Как ни странно, я не опоздал, даже пришел словно старательный, исполненный служебного рвения работник, за пятнадцать минут до начала рабочего дня. Мой напарник по кабинету, уже был на месте, как, впрочем, почти всегда. Он, задумчиво насвистывая, поливал невесть откуда взявшийся в углу фикус.
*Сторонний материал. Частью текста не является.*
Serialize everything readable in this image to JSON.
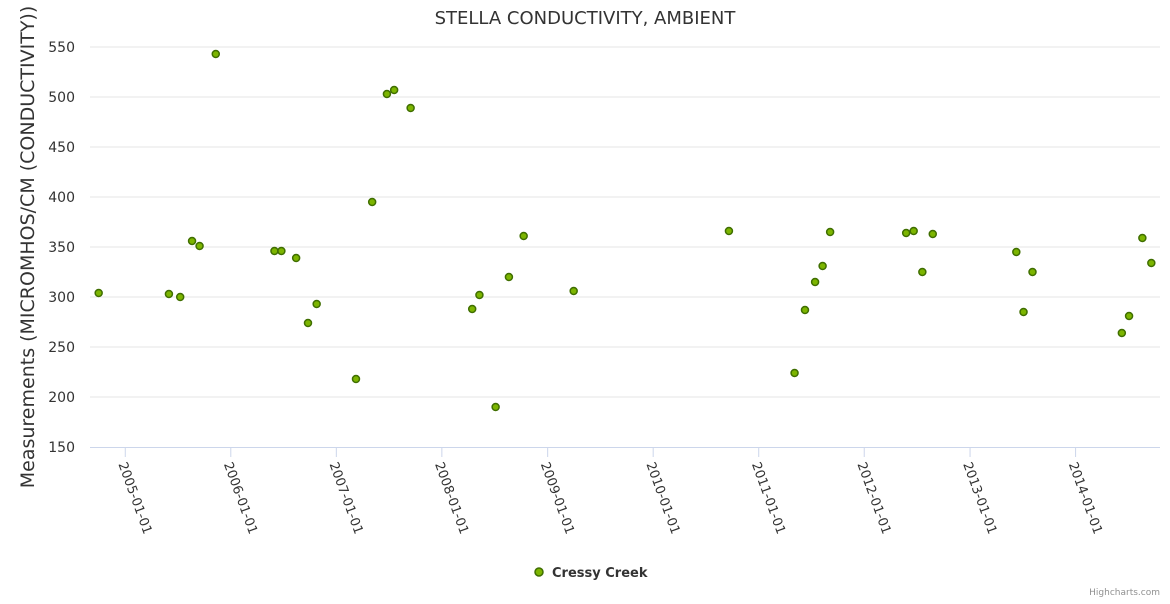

— Тебя Баграмян искал, — сообщил мой друг Зосимыч печальным и исполненным доброй заботы голосом, — зайди к нему.
У Баграмяна оказался очень маленький кабинет. Даже не знаю, что в этом помещении было раньше, может быть, кладовка или сортир, хотя нет, в кабинете имелось довольно большое окно. Спрашивать я из вежливости не стал. Впрочем, кабинет был уютный, у окна небольшой и не слишком подержанный стол, на столе ровными стопками документы и, о ну надо же, компьютер, хотя и с монитором, корпус которого некрасивыми пятнами пожелтел от возраста, но всё-таки это редкость в государственном учреждении глубокой периферии. На подоконнике пристроился уже почти повсеместно вымерший мамонт оргтехники — огромный матричный принтер. Небольшой шкаф с одеждой, аккуратные самодельные полки с правовой литературой и папками документов, названия которых аккуратно выведены на самоклеящихся ярлычках, тумба с новеньким чайником и перевёрнутыми вверх дном чашками на блюдцах, удобное кресло для посетителей, а кресло самого хозяина кабинета было огромным, шикарно-офисным, с высокой спинкой, возможно, даже сделанное из натуральной кожи, на стене карта России (скорее пижонство, чем необходимость, а может, дырку какую загораживала) и, что удивляло контрастом с нашей комнатой номер двадцать три, тут не было никакой пыли. В общем, интерьер выдавал во владельце кабинета человека опрятного, хозяйственного, внимательного к мелочам и не лишенного любви к комфорту.
Баграмян привстал, поздоровался, по своему обыкновению, крепко пожав руку, и, наклонившись к тумбочке, щёлкнул кнопкой электрочайника. Потом перевернул две чашки на блюдцах в нормальное положение, и спросил, что я буду, чай, или кофе, отмахнувшись на мой категорический отказ, бросил в чашки по паре ложек растворимого, но ещё из банки хорошо пахнувшего кофе, налил кипятку и, убрав пачку бумаг в шкаф, внутри которого оказался маленький современный сейф, поставил на свободный край стола сахарницу и мисочку с какими-то галетами или печеньем.